# Kitchen Nightmares



## KenzoXIV (Nov 13, 2013)

Hi all,

So I have an issue with a local family run furniture business in Sicily.

We brought a Kitchen off them just under two years ago a complete kitchen ie cupboards, services, oven, fridge etc. It had a two year garuntee. When we moved house 9 months ago we employed them again to move the kitchen for us to our new home which they charged us €400.

They bodged the job a bit causing water to leak into the oven when we did washing up. We contest that when they installed it they put the silicone around the gas hob incorrectly which is what caused the water to enter the oven. The oven now everytime you turn it on gives an Electric Shock if you touch it. 
This all started while my wife was pregnant and is continuing now the baby is almost 3 months old so I would say in total the issue has been going on 7 months.

The company originally said that they would call the technicians for the oven. They agree it is humidity that has caused the issue causing the oven to fault. They said the oven is not at fault however meaning 'WE' the consumer have to pay €40 for that visit. Not the company who sold the kitchen. I refused to pay and sent the technician on his way.

Then the company said as a 'Courtesy' to us they would come and fit a new oven so long as we paid for the oven which would be €150. I reluctantly agreed to that to try and finish the issue but they have now come back and said it would be €190 and could take a month to arrive. I have now said I will take legal advice because this will mean for something which is not our fault, we have to pay a total of €230... this can not be right surely!
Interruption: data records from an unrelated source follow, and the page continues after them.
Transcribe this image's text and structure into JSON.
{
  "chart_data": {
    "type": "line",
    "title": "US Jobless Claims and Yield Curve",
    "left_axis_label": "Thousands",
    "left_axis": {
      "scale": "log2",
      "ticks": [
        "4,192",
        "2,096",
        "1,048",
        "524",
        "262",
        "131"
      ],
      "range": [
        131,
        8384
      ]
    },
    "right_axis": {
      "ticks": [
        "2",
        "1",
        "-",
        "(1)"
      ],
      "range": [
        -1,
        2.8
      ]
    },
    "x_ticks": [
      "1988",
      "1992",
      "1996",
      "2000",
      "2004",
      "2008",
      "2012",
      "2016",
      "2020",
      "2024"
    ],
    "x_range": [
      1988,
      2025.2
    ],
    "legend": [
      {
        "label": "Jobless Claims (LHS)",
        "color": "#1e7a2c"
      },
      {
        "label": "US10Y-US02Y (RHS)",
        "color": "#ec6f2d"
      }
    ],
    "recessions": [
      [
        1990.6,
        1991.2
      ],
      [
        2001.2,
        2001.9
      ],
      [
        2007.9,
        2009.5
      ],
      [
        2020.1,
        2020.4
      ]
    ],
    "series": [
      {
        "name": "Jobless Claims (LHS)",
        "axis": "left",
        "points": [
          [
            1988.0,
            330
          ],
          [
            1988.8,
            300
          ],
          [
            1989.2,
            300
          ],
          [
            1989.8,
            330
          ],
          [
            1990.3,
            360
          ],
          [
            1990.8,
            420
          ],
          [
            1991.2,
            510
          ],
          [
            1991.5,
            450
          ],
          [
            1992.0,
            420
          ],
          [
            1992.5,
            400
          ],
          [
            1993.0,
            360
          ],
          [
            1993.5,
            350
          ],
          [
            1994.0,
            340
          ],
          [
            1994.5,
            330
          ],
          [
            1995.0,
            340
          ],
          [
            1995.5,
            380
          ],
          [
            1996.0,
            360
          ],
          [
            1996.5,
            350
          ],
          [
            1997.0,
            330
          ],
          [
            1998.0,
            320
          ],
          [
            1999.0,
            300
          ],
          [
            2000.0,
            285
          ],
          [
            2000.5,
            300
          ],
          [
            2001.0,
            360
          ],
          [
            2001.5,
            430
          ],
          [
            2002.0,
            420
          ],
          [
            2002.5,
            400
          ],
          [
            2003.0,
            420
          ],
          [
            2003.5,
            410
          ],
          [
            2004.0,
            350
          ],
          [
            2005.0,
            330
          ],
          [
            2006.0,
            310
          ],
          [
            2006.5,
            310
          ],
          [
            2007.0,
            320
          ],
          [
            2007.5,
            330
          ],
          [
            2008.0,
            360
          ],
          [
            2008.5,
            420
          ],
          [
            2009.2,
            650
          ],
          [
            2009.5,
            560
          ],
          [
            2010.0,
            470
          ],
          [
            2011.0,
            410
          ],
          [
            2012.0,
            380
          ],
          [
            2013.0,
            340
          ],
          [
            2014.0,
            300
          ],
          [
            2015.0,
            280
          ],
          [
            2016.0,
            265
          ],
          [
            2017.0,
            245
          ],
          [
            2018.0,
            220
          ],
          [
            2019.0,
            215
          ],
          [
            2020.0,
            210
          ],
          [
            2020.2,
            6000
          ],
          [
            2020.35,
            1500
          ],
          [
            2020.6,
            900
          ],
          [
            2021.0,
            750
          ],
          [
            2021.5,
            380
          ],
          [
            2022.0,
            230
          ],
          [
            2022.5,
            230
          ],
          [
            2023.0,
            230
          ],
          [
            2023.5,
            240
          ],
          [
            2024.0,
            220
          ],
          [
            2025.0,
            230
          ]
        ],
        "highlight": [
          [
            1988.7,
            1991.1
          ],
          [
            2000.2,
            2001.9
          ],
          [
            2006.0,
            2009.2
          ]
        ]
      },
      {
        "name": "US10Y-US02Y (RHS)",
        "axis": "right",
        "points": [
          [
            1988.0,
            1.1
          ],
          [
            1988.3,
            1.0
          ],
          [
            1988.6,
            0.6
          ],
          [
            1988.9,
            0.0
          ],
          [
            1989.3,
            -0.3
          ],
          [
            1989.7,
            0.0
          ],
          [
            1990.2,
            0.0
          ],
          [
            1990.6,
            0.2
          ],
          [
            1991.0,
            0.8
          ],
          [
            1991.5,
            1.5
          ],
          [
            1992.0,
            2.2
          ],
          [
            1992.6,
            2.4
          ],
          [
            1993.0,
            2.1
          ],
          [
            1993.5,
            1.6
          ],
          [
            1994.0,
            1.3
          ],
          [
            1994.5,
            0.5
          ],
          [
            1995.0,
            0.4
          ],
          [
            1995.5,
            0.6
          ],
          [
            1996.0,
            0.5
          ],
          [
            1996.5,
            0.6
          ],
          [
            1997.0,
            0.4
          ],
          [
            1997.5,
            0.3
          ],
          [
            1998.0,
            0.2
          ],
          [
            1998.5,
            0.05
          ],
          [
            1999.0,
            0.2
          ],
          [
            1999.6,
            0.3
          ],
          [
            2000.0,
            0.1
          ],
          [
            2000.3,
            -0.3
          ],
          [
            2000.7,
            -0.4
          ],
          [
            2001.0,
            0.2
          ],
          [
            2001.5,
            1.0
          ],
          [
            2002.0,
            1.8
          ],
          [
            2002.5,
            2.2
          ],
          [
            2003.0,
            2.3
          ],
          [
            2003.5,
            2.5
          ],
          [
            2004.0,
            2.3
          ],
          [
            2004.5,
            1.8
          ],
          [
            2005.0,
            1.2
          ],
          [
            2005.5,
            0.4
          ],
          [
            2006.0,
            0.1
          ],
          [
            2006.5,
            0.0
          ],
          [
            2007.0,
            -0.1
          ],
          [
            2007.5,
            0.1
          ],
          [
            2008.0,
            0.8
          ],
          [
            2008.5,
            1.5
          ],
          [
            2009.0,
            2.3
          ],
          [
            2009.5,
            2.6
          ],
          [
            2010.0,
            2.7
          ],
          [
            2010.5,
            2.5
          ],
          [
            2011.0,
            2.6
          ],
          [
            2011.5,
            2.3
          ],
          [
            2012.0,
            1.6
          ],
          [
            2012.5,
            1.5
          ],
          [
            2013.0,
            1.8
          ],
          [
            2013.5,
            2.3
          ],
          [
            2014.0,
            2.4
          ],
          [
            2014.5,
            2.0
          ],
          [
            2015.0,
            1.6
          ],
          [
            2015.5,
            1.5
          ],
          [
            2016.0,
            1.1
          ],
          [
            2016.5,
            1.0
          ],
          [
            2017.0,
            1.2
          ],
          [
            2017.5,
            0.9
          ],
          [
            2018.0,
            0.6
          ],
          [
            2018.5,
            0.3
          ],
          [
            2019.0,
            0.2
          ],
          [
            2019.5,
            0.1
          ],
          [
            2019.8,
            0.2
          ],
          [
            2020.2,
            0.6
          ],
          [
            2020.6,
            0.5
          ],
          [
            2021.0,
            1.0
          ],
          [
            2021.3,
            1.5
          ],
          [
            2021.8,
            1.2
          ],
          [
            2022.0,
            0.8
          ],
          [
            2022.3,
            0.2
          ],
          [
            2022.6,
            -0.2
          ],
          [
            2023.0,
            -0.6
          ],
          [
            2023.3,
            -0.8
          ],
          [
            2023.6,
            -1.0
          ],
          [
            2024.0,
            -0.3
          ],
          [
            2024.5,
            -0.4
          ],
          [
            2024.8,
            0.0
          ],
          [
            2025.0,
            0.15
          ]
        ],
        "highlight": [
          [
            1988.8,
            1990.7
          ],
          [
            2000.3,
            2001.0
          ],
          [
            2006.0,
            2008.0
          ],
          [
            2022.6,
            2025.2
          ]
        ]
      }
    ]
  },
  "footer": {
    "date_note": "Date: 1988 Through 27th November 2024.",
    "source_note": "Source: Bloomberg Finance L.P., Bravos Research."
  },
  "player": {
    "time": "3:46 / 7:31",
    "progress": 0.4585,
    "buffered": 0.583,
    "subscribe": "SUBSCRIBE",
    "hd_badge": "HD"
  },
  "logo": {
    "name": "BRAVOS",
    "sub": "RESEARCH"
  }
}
I'm reluctant to actually get a lawyer because of the costs involved with that but this cannot be fair surely! I was hoping the threat of legal action might scare them into doing the right thing but they are just arrogantly (perhaps ignorantly) believing they are in the right.

What do you all think?

Kenzo


----------



## GeordieBorn (Jul 15, 2016)

Good to see you back. How much does a new oven cost? We have found you get no where with people like this and usually count our loss...:sad:


----------



## KenzoXIV (Nov 13, 2013)

GeordieBorn said:


> Good to see you back. How much does a new oven cost? We have found you get no where with people like this and usually count our loss...:sad:


Exactly. At a place like Mediaworld I can pick up the same sort of oven for €200. 

Its ridiculous though. Half tempted to take him to court just to watch him sweat a little. Same sort of cost as a Sky subscription but more entertaining


----------



## Italia-Mx (Jan 14, 2009)

If you live in a building that has an administrator, take it up with him. An electrical problem with the oven might affect the electricity for the building.


----------



## KenzoXIV (Nov 13, 2013)

Italia-Mx said:


> If you live in a building that has an administrator, take it up with him. An electrical problem with the oven might affect the electricity for the building.


Hi Italia-Mx

No its an independent villa. We did bring the landlord into it but he kind of sympathised while saying not his problem.

Kenzo


----------